Hi CCI,
I have been working on compiling a list of things that I want to share with potential adoptive parents and adoptive parents in general.
I can only speak from my experience as a Chinese adoptee and only speak for myself. Anything written here is not sponsored by China's Children International and is simply my opinion. This is also not a call out post, but rather things I have thought about for a long and hard time that I think are important to say. Ultimately, this post is real, but I hope that through being honest it can be helpful for parents. At the end of the day, I'm here to make sure that adopted kids don't feel as alone in this as I did as a kid. I want smaller versions of me to build a healthy identity and feel worthy, to feel brilliant as they are, and to feel a sense of belonging. And in many ways the adoptive parents have a huge role in this. Thanks for reading!
- If you are adopting from an Asian country because you don’t want a child of color (aka a Black child), stop and reflect and understand that Asians are people of color too. We are labeled as minorities and will be seen as foreigners in the US even though this is our home. If you cannot be an ally to your immigrant, child of color please do not adopt internationally. Also, if you dislike the place the child comes from and are not willing to respect the community from which they come, don’t adopt from there.
- Chinese dance and making dumplings are great (very fun and important)! But I cannot stress how important it is to have real life role models who look like us. The kids need real life examples of adults who look like them, so they don’t feel that they are the only one in the world like themselves. Role models can be found through mentor groups like Connect a Kid.
- Unfortunately, your love does not make issues surrounding adoption go away. The world is unfair and it is naive to believe that the love of the adoptive family will protect a child from racism, issues with identity, and policies that impact them as immigrants and as people of color. Like no amount of love will protect a child who’s adoptive parents didn’t do the correct paperwork for their citizenship. So love your kid, but also stay informed and be willing to be their advocate.
- Adoption comes from loss. While as adoptive parents you might feel “lucky”, just a reminder that another family has lost a child. Please come from a place of humility and know that this child was placed in your life from a previous family. From a real-life family of human beings with feelings and hopes and dreams just like you.
- If your child is not talking about race, identity, birth parents, etc. that does not mean they are not thinking about it (ex: I thought it was normal to be called Chinese kid instead of my name. And so I never told my parents because I thought I deserved the way I was being treated). Dialogue, truly listen, and create a space in which the child feels comfortable talking about this with you. Make sure they know that in talking about birthparents, race, or identity they are not hurting you.

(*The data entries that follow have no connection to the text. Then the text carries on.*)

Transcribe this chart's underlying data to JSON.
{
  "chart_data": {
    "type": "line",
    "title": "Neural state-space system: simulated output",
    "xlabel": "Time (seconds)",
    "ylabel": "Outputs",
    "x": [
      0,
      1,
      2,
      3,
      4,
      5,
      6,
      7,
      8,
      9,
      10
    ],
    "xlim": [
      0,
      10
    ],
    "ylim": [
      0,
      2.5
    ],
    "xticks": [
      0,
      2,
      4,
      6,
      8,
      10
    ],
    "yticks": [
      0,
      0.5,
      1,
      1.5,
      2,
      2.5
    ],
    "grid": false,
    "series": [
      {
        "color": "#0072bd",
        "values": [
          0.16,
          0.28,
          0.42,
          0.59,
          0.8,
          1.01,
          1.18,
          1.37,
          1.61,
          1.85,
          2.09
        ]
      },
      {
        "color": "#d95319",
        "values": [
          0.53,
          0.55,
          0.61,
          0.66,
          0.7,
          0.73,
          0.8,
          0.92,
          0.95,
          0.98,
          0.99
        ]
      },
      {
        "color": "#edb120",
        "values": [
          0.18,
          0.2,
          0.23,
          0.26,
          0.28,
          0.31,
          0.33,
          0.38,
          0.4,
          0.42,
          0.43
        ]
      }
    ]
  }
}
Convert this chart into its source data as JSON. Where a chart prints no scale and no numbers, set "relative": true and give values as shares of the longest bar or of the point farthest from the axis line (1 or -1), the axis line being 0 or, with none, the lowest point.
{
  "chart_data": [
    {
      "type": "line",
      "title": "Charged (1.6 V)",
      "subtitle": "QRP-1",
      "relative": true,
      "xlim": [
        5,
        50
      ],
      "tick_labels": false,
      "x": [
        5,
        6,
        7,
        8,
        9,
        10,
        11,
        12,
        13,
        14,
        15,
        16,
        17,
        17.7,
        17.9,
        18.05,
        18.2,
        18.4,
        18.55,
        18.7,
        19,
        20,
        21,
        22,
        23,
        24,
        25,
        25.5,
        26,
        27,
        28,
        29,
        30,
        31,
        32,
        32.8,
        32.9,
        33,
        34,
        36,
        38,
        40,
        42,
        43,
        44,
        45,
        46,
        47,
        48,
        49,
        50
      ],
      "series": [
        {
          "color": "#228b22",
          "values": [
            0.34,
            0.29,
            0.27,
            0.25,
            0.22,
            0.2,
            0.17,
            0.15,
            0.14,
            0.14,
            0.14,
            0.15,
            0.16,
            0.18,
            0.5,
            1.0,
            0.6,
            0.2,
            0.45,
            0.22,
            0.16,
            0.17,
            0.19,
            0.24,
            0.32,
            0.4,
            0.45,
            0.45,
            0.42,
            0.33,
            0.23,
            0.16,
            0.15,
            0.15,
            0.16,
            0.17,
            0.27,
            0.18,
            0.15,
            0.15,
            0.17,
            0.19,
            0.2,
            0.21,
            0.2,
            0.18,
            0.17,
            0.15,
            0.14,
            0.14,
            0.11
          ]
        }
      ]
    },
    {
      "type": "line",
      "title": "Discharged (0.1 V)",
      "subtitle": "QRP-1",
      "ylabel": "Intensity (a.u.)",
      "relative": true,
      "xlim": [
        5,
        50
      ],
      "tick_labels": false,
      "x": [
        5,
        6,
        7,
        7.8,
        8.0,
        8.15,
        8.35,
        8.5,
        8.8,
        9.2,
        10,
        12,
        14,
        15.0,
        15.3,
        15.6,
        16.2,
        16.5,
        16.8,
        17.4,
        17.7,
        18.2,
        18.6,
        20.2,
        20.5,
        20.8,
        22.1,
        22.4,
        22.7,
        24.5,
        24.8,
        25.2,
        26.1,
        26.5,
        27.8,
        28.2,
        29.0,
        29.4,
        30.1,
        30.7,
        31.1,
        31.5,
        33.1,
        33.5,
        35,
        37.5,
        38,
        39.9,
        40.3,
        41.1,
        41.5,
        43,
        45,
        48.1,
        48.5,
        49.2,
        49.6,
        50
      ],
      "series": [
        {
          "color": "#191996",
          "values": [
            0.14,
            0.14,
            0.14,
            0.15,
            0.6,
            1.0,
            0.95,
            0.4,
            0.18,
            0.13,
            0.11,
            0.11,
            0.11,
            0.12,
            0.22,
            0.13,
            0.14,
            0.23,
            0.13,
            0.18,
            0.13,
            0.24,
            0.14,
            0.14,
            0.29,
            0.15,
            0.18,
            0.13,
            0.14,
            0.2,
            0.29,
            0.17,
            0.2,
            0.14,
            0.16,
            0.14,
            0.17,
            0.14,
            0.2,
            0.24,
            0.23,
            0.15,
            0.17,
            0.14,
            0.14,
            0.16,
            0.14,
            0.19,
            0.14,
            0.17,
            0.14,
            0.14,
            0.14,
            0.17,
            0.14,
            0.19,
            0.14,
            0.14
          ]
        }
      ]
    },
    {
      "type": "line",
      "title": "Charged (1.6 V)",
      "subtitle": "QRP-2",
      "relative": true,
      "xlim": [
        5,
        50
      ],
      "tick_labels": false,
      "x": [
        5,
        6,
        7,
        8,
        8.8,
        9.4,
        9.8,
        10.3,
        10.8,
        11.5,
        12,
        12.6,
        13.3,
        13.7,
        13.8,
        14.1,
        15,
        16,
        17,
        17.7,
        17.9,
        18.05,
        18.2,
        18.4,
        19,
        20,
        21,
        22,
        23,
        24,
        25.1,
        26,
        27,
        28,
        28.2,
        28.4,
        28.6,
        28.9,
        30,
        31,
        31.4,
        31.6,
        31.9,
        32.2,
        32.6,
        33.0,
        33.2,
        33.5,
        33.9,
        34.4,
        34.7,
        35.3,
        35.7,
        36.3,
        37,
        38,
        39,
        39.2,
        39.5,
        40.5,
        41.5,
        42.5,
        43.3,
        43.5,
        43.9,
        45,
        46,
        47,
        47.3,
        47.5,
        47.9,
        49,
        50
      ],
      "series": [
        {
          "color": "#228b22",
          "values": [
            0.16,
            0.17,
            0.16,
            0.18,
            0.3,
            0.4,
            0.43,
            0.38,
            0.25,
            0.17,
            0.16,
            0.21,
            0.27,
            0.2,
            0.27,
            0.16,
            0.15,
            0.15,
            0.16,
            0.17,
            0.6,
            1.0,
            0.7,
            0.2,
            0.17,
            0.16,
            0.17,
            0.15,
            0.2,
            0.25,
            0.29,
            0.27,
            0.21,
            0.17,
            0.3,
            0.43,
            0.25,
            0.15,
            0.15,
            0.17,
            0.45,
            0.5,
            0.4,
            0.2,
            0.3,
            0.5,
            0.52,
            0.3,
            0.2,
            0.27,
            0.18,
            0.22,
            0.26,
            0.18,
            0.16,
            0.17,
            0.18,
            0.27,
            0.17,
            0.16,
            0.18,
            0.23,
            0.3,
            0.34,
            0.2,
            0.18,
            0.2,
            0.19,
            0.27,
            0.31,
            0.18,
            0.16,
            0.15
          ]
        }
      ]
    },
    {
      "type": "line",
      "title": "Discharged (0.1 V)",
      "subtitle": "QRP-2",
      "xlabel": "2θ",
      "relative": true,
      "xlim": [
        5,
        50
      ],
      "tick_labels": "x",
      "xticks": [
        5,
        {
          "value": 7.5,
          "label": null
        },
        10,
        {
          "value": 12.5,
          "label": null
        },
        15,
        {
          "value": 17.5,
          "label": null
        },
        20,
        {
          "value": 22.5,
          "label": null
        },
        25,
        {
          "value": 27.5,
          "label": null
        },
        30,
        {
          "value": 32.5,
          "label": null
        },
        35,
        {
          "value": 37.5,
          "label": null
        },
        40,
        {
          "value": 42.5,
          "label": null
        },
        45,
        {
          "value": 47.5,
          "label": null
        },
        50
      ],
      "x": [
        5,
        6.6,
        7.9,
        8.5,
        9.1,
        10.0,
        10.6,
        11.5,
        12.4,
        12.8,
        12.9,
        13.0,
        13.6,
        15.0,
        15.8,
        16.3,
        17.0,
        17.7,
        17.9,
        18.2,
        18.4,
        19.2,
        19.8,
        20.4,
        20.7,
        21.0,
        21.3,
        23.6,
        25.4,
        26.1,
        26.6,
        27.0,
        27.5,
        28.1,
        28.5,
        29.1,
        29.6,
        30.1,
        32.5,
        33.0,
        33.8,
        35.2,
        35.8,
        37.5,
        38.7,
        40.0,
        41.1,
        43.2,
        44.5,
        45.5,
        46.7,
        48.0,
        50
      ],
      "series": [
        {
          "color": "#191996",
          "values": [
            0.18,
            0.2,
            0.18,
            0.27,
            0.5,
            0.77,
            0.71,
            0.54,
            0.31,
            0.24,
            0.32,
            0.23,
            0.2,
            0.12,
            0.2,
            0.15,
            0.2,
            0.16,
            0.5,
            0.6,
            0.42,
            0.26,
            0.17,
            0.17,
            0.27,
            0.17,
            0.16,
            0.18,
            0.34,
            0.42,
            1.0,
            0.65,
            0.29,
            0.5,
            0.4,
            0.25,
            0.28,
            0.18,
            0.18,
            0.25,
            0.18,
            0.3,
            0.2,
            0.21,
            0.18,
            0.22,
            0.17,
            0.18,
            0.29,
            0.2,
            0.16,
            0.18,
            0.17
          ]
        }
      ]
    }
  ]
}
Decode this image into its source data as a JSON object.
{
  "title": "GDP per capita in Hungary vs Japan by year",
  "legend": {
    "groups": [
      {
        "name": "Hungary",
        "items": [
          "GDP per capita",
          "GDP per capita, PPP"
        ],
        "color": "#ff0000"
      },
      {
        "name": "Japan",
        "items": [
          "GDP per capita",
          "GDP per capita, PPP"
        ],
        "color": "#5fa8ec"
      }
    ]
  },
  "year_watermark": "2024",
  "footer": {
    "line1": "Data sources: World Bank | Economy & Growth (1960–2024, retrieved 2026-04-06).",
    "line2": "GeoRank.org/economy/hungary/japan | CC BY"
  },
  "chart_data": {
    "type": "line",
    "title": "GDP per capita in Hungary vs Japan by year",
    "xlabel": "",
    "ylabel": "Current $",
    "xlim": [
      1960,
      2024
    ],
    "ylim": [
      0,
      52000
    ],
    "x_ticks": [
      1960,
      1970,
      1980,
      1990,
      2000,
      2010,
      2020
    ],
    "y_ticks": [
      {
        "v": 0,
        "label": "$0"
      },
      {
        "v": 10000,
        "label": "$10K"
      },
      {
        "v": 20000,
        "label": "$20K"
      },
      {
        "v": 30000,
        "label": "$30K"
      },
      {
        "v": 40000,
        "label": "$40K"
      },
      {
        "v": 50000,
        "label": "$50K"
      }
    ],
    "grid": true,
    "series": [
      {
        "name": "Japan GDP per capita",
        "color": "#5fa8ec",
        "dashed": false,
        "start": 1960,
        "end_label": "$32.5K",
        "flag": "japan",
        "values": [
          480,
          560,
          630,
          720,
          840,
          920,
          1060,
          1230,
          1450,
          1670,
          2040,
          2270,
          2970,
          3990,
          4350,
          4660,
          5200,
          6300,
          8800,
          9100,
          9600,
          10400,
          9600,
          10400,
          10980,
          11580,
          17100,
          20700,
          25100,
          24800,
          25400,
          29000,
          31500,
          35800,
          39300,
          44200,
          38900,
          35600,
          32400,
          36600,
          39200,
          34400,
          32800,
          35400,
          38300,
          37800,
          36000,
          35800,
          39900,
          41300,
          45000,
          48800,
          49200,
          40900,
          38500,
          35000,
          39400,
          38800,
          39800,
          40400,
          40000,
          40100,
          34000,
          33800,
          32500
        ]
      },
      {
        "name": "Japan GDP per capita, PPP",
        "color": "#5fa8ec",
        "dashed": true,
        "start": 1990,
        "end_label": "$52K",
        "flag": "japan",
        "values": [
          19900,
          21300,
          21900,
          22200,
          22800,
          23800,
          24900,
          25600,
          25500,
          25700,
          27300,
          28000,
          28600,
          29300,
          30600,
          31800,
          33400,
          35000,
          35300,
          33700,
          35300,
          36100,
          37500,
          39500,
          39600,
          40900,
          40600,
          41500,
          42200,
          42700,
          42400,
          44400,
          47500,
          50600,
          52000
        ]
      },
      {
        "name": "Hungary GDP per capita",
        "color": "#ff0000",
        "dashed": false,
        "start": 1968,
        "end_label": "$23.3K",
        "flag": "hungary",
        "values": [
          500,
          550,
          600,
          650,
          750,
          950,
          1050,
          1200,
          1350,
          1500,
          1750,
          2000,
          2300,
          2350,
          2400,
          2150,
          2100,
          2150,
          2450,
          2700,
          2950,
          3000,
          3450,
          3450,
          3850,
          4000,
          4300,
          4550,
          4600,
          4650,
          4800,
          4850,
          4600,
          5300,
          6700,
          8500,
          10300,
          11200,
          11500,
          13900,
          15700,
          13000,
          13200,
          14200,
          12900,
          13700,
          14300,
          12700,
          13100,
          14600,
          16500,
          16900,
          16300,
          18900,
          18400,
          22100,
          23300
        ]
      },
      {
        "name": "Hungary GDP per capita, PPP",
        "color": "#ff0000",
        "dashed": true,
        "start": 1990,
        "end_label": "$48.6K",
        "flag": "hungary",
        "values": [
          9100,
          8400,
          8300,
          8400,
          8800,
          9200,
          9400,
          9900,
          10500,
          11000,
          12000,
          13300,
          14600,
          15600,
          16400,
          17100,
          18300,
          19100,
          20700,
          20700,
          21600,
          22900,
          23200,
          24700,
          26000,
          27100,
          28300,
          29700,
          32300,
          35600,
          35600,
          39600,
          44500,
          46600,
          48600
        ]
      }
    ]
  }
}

- Finally, Chinese people have been successfully rearing children for thousands of years. So just because the family is poor doesn’t mean that these people are immediately disqualified from raising a child. Indeed, Chinese are highly capable of raising children, they’ve been doing it longer than almost anyone else in the world. So please don’t dehumanize the people of their birth country, people everyday are raised and thrive in China. Instill a sense of pride in your child that they are Chinese and a member of this ancient ancestry.